“What’s eye are? I haven’t seen that acronym.”
So said a friend unfamiliar with this arcane profession at public companies responsible for Wall Street relationships. IR, for you investors who don’t know, is the role that coordinates earnings calls and builds the shareholder base behind traded shares.
Investor Relations is a vocation in transition because of the passive tide sweeping investment, money that can’t be actively built into a shareholder base. Money in models is deaf to persuasion. The IR job is Story. The market more and more is Structure.
But IR underestimates its power. There’s a paradox unfolding in the capital markets. I liken it to shopping malls and Amazon. Used to be, people flocked to department stores where earnest clerks matched people to products.
We still do it, sure. But nowadays seas of cash slosh onto the web and over to Amazon without a concierge. It’s passive shopping. It’s moved by what we need or want and not by service, save that Amazon is expert at getting your stuff in your hands well and fast.
“You were saying we underestimate our power,” you reply, IR pro. “How?”
You’ve seen the Choice Hotels ad? A guy with an authoritative voice declares that the Choice people should use four words: “Badda-book, badda-boom.”
The advertisement is humorously stereotyping the consultants, high-powered and high-paid pros who arrive on corporate premises to, buttressed by credibility and prestige, instruct managers on what they must do.
Whether it’s marketing and communications or management like McKinsey & Co., they command psychological currency because of real and perceived credibility, and confident assertion.
Might these people be buffaloing us? There’s probably some of that. But the point is they command respect and value with authority and expertise.
All right, apply that to IR. Especially now, with the profession in a sort of identity crisis. It’s become the ampersand role. You’re head of IR &…fill in the blank. Strategy. Corporate Development. Treasury. Financial Planning & Analysis. Communications.
The ampersand isn’t causing the crisis. It’s the money. Bloomberg reporters following the passive craze say indexes and Exchange Traded Funds (ETFs) may surpass active stock funds soon for assets under management.

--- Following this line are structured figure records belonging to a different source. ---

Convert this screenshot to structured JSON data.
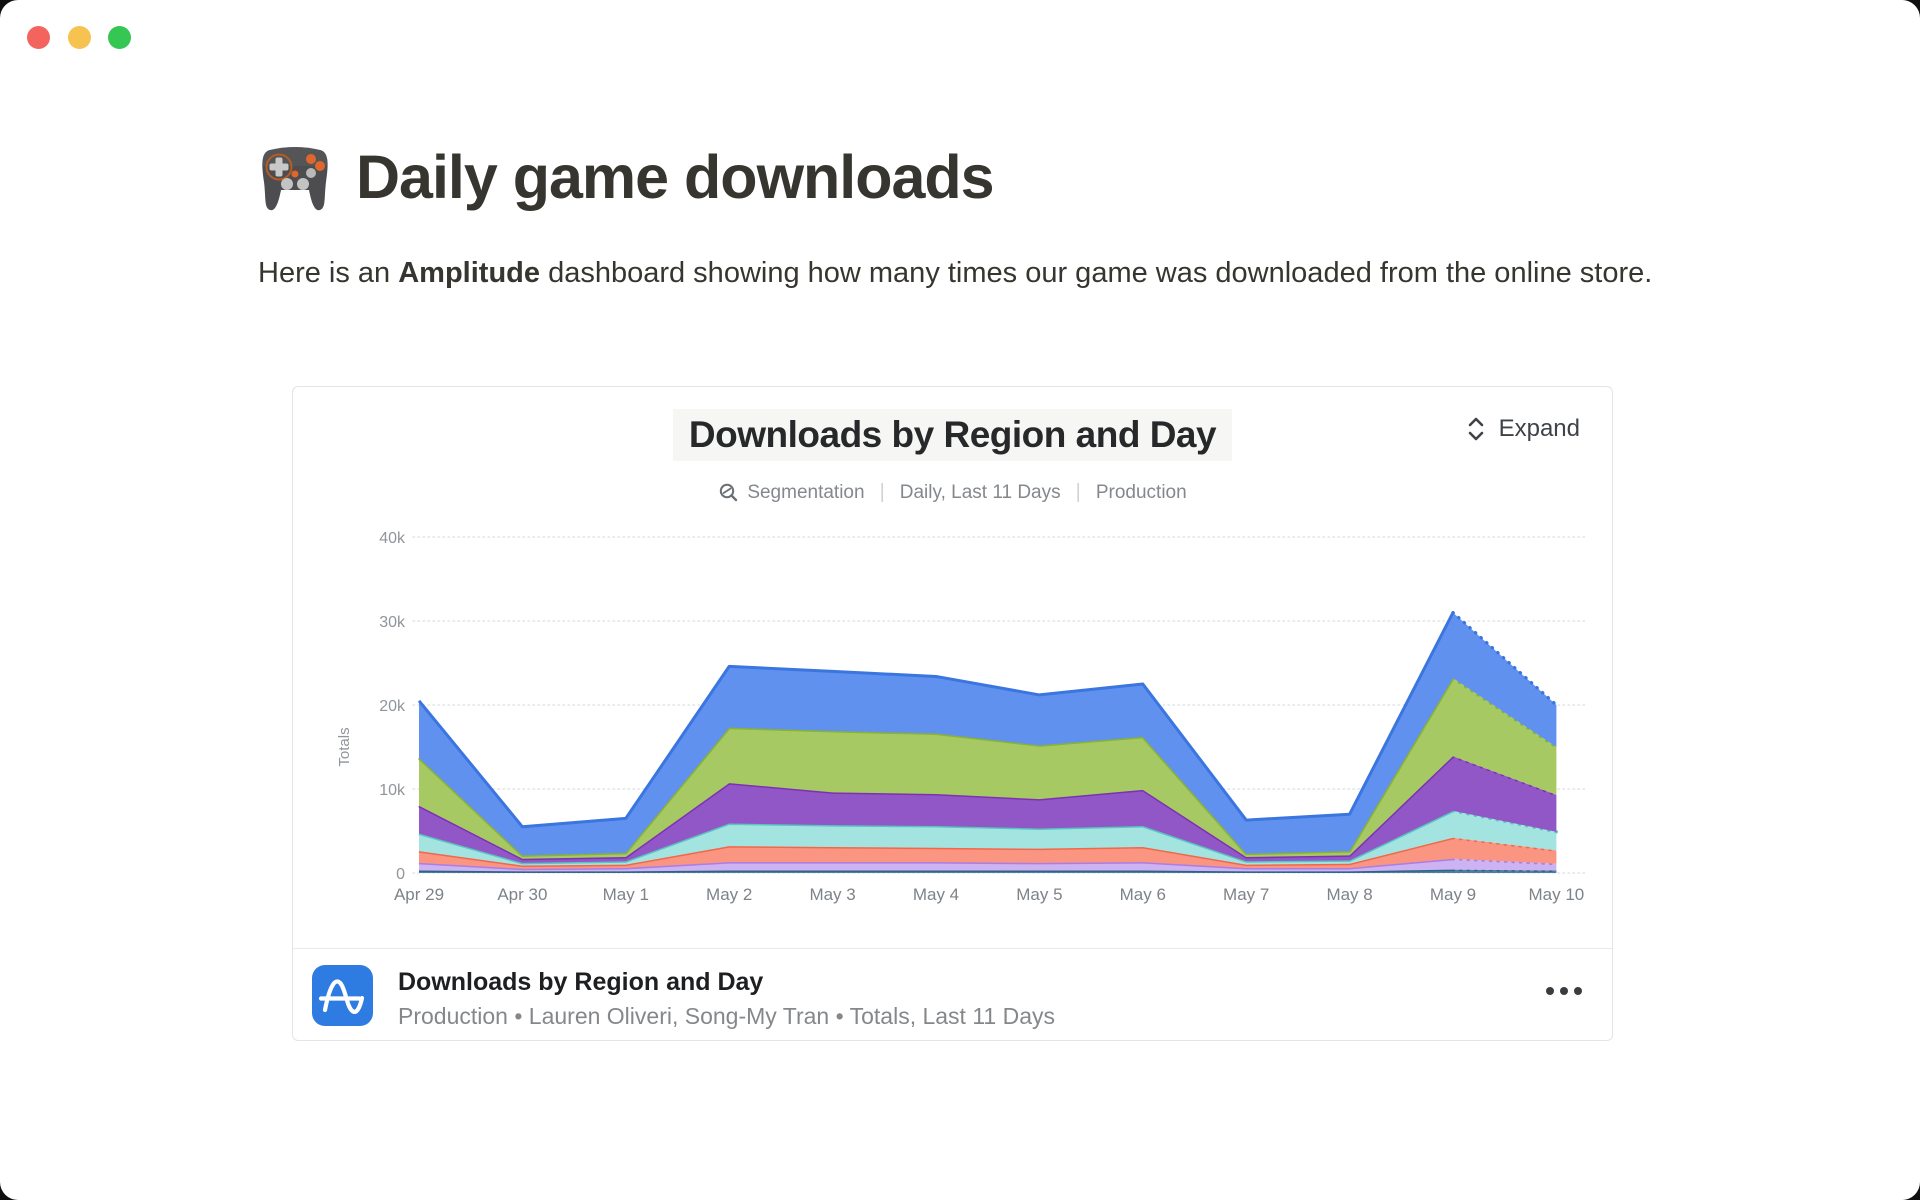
{
  "window": {
    "traffic_lights": [
      {
        "name": "close",
        "color": "#f4645f"
      },
      {
        "name": "minimize",
        "color": "#f6c351"
      },
      {
        "name": "zoom",
        "color": "#35c653"
      }
    ]
  },
  "page": {
    "icon": "🎮",
    "title": "Daily game downloads",
    "intro_prefix": "Here is an ",
    "intro_bold": "Amplitude",
    "intro_suffix": " dashboard showing how many times our game was downloaded from the online store."
  },
  "card": {
    "expand_label": "Expand",
    "title": "Downloads by Region and Day",
    "meta": {
      "segmentation": "Segmentation",
      "range": "Daily, Last 11 Days",
      "environment": "Production"
    },
    "footer": {
      "title": "Downloads by Region and Day",
      "subtitle": "Production • Lauren Oliveri, Song-My Tran • Totals, Last 11 Days"
    }
  },
  "chart_data": {
    "type": "area",
    "stacked": true,
    "title": "Downloads by Region and Day",
    "xlabel": "",
    "ylabel": "Totals",
    "ylim": [
      0,
      40000
    ],
    "y_ticks": [
      "0",
      "10k",
      "20k",
      "30k",
      "40k"
    ],
    "grid": "horizontal-dotted",
    "legend": "none",
    "incomplete_last_segment": true,
    "categories": [
      "Apr 29",
      "Apr 30",
      "May 1",
      "May 2",
      "May 3",
      "May 4",
      "May 5",
      "May 6",
      "May 7",
      "May 8",
      "May 9",
      "May 10"
    ],
    "series": [
      {
        "name": "steel-blue",
        "stroke": "#2d6489",
        "fill": "#4e7fa3",
        "values": [
          300,
          200,
          200,
          300,
          300,
          300,
          300,
          300,
          200,
          200,
          400,
          300
        ]
      },
      {
        "name": "lavender",
        "stroke": "#a87ee8",
        "fill": "#cdb3f2",
        "values": [
          900,
          300,
          400,
          1000,
          1000,
          1000,
          900,
          1000,
          400,
          400,
          1300,
          800
        ]
      },
      {
        "name": "salmon",
        "stroke": "#f4664a",
        "fill": "#fa9582",
        "values": [
          1400,
          400,
          400,
          1900,
          1800,
          1700,
          1700,
          1800,
          400,
          500,
          2500,
          1600
        ]
      },
      {
        "name": "cyan",
        "stroke": "#59c4c0",
        "fill": "#a3e4e1",
        "values": [
          2100,
          300,
          400,
          2700,
          2600,
          2600,
          2400,
          2500,
          400,
          400,
          3200,
          2200
        ]
      },
      {
        "name": "purple",
        "stroke": "#7d30b5",
        "fill": "#9257c6",
        "values": [
          3300,
          500,
          500,
          4800,
          3900,
          3800,
          3500,
          4300,
          500,
          600,
          6500,
          4400
        ]
      },
      {
        "name": "green",
        "stroke": "#8ab32f",
        "fill": "#a6c964",
        "values": [
          5700,
          400,
          500,
          6600,
          7300,
          7200,
          6400,
          6300,
          400,
          500,
          9300,
          5700
        ]
      },
      {
        "name": "blue",
        "stroke": "#3a75e0",
        "fill": "#6191ee",
        "values": [
          6800,
          3400,
          4100,
          7300,
          7100,
          6800,
          6000,
          6300,
          4000,
          4400,
          7800,
          5000
        ]
      }
    ],
    "totals": [
      20500,
      5500,
      6500,
      24600,
      24000,
      23400,
      21200,
      22500,
      6300,
      7000,
      31000,
      20000
    ]
  }
}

They already crush stock-pickers as price-setters. Passive investment is nearly twice as likely to set your price every day as your story. Buy and hold money buys and holds. Your story isn’t changing daily. But prices are. Sentiment is. Macro factors are. Risk is. These and more breed relentless shifting in passive behavior, especially ETFs.
And here’s the IR powerplay. You are the authoritative voice, the badda-book badda-boom on capital markets internally. With the behavior of money changing, you’re in the best position to be the expert on its evolution. To lead.
If you were the management consultant, you would lay out a plan and benchmarks for organizational transformation. If you were the widget product manager, you’d be providing executives regular data on the widget market and its drivers. You wouldn’t wait for the CEO to say, “Can you pull data together on what’s happening with widgets?”
Sometimes IR people pride themselves on how management never asks about the stock. If you’re the expert, silence is not your friend. Get out in front of this transformation and lead it. Don’t let them watch the stock, but help them consistently measure it.
What set of vital facts about passive investment should your management team understand? If you don’t have answers, insist on the resources needed to get them.
Don’t be timid. Don’t wait for management to say, “We want you to study and report back.” It’s too late then. You’ve moved from the expert to the analyst.
Instead, set the pace. See it as a chance to learn to use analytics to describe the market. Make it a mission to wield your IR power as this passive theme changes our profession.
And we’ll catch you in two weeks! We’re off to ride the tides on the Belizean reef, a weeklong Corona commercial catamaraning the islands. We’ll report back.
As we leave, Market Sentiment has again bottomed so stocks rose with Monday’s MSCI rebalances and probably rise through expirations Wed-Fri before mean-reverting again. How many mean-reversions can a bull market handle?